Determine max remainders and anagram after deletions
Company: Amazon
Role: Software Engineer
Category: Coding & Algorithms
Difficulty: Medium
Interview Round: Take-home Project
Quick Answer: In the Coding & Algorithms domain, this two-part question evaluates modular arithmetic and combinatorial reasoning for maximizing distinct array remainders and frequency-vector manipulation for determining anagram feasibility after selective character deletions, while also testing algorithm design and time/space complexity analysis.
Maximum Distinct Remainders
Constraints
- 0 <= n
- A[i] > 0 for all i
- B[i] may be any integer, so C[i] can be any value in [0, A[i]-1]
Examples
Input: ([2, 7, 11, 15],)
Expected Output: 4
Explanation: Sorted [2,7,11,15]: claim 0 (from 2), 1 (from 7), 2 (from 11), 3 (from 15) -> 4 distinct values.
Input: ([1, 1, 1],)
Expected Output: 1
Explanation: Each A[i]=1 forces C[i] in [0,0], so only value 0 is ever possible -> 1 distinct value.
Input: ([5],)
Expected Output: 1
Explanation: Single index can claim exactly one value (e.g. 0). Max distinct = 1.
Input: ([],)
Expected Output: 0
Explanation: Empty array yields no values -> 0 distinct.
Input: ([1, 2, 2, 3],)
Expected Output: 3
Explanation: Claim 0 (from 1), 1 (from 2), the second 2 can't add a new value below 2, 2 (from 3) -> distinct {0,1,2} = 3.
Input: ([3, 3, 3, 3],)
Expected Output: 3
Explanation: Each range is [0,2]; you can claim 0,1,2 but the fourth index has no new reachable value -> 3.
Input: ([1, 1, 5],)
Expected Output: 2
Explanation: First 1 claims 0; second 1 can't reach a new value; 5 claims 1 -> {0,1} = 2.
Hints
- Since B[i] is free, C[i] = B[i] mod A[i] can equal any value in [0, A[i]-1]. Reframe: each index lets you pick one value from a range starting at 0.
- To maximize distinct picks, process the smaller ranges first so they grab the small values they alone can reach, leaving larger ranges for larger values.
- Sort A ascending; keep a counter cur=0; for each a, if cur < a claim value cur and increment cur. The answer is cur.
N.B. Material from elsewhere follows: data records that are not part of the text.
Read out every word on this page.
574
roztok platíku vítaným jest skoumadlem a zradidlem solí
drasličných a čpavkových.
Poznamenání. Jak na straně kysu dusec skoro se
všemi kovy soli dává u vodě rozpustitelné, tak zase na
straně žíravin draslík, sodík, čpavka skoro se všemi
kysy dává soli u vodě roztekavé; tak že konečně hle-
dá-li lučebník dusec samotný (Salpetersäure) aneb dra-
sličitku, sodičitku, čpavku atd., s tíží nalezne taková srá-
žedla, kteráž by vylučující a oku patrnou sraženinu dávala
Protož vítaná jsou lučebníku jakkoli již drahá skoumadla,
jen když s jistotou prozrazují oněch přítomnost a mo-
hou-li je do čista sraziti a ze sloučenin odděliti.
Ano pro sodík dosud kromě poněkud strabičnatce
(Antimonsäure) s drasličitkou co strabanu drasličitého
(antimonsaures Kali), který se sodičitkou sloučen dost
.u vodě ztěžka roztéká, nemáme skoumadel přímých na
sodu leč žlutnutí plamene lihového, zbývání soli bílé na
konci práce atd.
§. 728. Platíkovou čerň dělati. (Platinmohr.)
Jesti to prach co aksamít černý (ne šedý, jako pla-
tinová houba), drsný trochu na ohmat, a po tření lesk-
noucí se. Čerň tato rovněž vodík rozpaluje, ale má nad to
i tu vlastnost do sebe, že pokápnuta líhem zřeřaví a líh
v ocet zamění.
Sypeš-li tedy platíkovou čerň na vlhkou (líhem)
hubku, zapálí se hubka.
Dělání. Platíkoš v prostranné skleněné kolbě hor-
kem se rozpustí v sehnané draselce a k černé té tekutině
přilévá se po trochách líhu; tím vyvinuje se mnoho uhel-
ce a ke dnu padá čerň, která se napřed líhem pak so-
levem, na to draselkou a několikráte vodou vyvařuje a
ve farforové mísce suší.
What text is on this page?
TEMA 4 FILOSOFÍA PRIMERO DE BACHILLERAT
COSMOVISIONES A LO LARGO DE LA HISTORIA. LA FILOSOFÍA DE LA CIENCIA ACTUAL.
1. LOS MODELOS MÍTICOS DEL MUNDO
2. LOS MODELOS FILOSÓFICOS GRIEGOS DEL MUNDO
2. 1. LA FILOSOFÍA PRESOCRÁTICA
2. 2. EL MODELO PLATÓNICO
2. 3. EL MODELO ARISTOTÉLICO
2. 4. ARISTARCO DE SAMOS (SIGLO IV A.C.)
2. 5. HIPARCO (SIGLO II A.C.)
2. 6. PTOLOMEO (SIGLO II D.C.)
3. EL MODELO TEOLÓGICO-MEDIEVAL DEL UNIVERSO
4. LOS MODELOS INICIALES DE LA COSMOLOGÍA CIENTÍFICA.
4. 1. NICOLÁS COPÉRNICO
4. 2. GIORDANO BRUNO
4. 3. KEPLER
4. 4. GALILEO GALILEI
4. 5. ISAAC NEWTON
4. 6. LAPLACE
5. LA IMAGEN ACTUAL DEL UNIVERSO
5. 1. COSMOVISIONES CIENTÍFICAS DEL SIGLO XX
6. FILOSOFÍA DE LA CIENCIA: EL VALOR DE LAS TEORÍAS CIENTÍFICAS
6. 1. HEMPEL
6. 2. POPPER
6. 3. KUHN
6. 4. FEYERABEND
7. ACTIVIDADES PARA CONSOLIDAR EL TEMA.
Anagram After Deleting One Letter Type From Each String
Constraints
- s and t contain only lowercase English letters
- You delete from at most one letter type in each string
- Deleting zero occurrences is allowed, so 'no deletion' is always an option
Examples
Input: ("a", "a")
Expected Output: True
Explanation: Already anagrams; delete zero of any letter.
Input: ("abc", "abc")
Expected Output: True
Explanation: Already identical frequency vectors.
Input: ("aab", "ab")
Expected Output: True
Explanation: Delete one 'a' from s -> {a:1,b:1} = t.
Input: ("aabb", "ab")
Expected Output: False
Explanation: s is heavier on both a and b; only one letter type can be deleted in s, so you cannot fix both.
Input: ("abc", "abd")
Expected Output: True
Explanation: Delete 'c' from s and 'd' from t; both become {a:1,b:1} -> anagrams.
Input: ("", "")
Expected Output: True
Explanation: Two empty strings are trivially anagrams.
Input: ("a", "")
Expected Output: True
Explanation: Delete the single 'a' from s -> empty = t.
Input: ("ab", "cd")
Expected Output: False
Explanation: Four mismatched letters (a,b on s side; c,d on t side); only one deletion-letter per string can repair at most one per side.
Input: ("aab", "abb")
Expected Output: True
Explanation: s heavier on a, t heavier on b; delete one 'a' in s and one 'b' in t -> both {a:1,b:1}.
Input: ("xyz", "x")
Expected Output: False
Explanation: s is heavier on both y and z, but you can only delete one letter type from s.
Hints
- Deleting any number of one chosen letter only lets you DECREASE that single letter's count in each string; you can never increase a count.
- Compare frequency vectors. Any letter where s and t already differ must be repaired by deleting from whichever side is heavier.
- You get one deletion-letter in s and one in t. So you can repair at most one letter where s is heavier (delete in s) and at most one letter where t is heavier (delete in t). All other letters must already match.